2009年08月18日

艦砲射撃の基本中の基本 − 「照準」 について (1)

 世の中にはごく一般的なことについて、その様なことは一々話さなくても他の人も当然判っているだろう、と思っていると実は全く判っていなかった、ということを皆さんも沢山経験されていると思います。

 艦砲射撃、砲術の世界でも同じです。

 私達のように船や砲術に携わってきた者は、あまりにもその世界に長くいますと、一々説明するまでもなく当たり前のこと、と思っていることでも、世間一般の人には全く通じないと言うことが色々出てきます。
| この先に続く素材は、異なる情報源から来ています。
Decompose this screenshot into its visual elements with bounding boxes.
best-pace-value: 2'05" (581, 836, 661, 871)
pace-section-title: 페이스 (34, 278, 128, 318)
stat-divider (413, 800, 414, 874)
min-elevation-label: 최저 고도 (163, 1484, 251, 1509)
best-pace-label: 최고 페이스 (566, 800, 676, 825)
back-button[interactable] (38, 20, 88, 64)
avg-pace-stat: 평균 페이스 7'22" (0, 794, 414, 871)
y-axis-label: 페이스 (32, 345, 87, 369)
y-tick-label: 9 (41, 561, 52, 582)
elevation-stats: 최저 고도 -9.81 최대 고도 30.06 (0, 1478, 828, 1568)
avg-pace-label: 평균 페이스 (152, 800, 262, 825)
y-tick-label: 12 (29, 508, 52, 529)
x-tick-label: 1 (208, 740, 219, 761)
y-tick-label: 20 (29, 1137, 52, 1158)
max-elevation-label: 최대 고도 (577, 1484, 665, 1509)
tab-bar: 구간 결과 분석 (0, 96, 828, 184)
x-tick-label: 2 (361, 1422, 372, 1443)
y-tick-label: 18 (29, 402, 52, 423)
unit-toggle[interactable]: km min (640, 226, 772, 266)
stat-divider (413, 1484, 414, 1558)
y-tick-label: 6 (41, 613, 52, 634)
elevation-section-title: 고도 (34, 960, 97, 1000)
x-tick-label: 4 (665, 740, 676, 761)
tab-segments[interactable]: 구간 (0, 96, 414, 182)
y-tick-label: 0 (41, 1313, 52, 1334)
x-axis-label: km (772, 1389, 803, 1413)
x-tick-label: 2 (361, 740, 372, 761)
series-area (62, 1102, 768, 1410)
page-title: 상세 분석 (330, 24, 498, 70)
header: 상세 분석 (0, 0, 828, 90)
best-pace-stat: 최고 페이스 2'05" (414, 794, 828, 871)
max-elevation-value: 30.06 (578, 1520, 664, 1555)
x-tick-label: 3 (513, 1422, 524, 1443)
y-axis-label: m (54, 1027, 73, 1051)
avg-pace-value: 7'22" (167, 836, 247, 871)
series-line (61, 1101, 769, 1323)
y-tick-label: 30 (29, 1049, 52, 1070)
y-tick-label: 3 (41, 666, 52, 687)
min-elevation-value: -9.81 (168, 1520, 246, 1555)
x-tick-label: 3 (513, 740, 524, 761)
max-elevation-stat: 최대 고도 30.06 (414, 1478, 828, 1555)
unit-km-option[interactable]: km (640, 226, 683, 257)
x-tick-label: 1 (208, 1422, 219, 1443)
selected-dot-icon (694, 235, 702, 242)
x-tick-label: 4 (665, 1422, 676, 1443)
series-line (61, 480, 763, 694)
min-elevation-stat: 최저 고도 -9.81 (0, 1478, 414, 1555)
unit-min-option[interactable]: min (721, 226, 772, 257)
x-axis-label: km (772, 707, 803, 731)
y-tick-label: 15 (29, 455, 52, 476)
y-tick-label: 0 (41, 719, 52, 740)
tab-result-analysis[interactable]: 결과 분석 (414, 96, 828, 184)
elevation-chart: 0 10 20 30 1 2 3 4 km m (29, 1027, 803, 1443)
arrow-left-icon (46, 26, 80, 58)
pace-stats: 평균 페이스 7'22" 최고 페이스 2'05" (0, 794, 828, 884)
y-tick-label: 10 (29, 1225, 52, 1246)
 これからお話しする砲の 「照準」 ということも、どうやらその一つのようです。

 つまり、拳銃・小銃に限らず、弓矢でも、石投げでも、あるいは野球においてさえ、物をある一点に当てる (投げる) ためには 「狙い」、すなわち 「照準」 が必要なことは、これはごく一般の人でもよく理解しておられるところでしょう。

 では大砲の場合はどうなのか?

 どうも艦砲射撃というものを、陸上での野砲などの射撃と混同している人がいるのではないか? と思うことが度々あります。

 つまり、陸上戦闘における野戦砲兵や重砲兵などの射撃では、早い話、砲を水準器を使って水平に据え付け、地図上で砲の位置から目標の位置までの方位と距離 (それと高度差) を割り出して射撃計算をし、その結果を砲の旋回、俯仰として設定して、撃つ。

 細かなことを除いて、ごく簡単に言ってしまえばそういうことになります。

 艦砲射撃もそれと同じ感覚だと思っている人がいるのでは?

 ところが、艦砲射撃では、自分の艦も目標 (相手艦) も動いています。 艦の動揺もあれば上下動もありますし、保針上の振れ回りもあります。

 これが何を意味するかというと、砲は発砲時に必ず目標 (相手艦) を自分で 「狙う」、つまり 「照準」 している必要があるということです。

 “大正期以降 になって” 方位盤を装備するようになってからは (当然のことながら、明治期にはありません )、各砲での砲側照準に代わってそれぞれの方位盤が照準する (=方位盤照準) ようになりましたが、それでもこれは、早い話が各砲側の照準器を方位盤に移したということに過ぎず、砲の射撃に 「照準」 が必要であるということには何ら変わりはありません。

 これは大口径砲であろうと中小口径砲であろうと、また、砲塔砲であろうと砲廓砲、露天砲であろうと同じで、その全てで 「照準」 が必須ということです。

 すなわち、小銃や拳銃で射撃するのと同じことなのです。

 したがって、この 「照準」 ということは、艦砲射撃の基本中の基本であり、照準が正しくなければ当たるも何もありません。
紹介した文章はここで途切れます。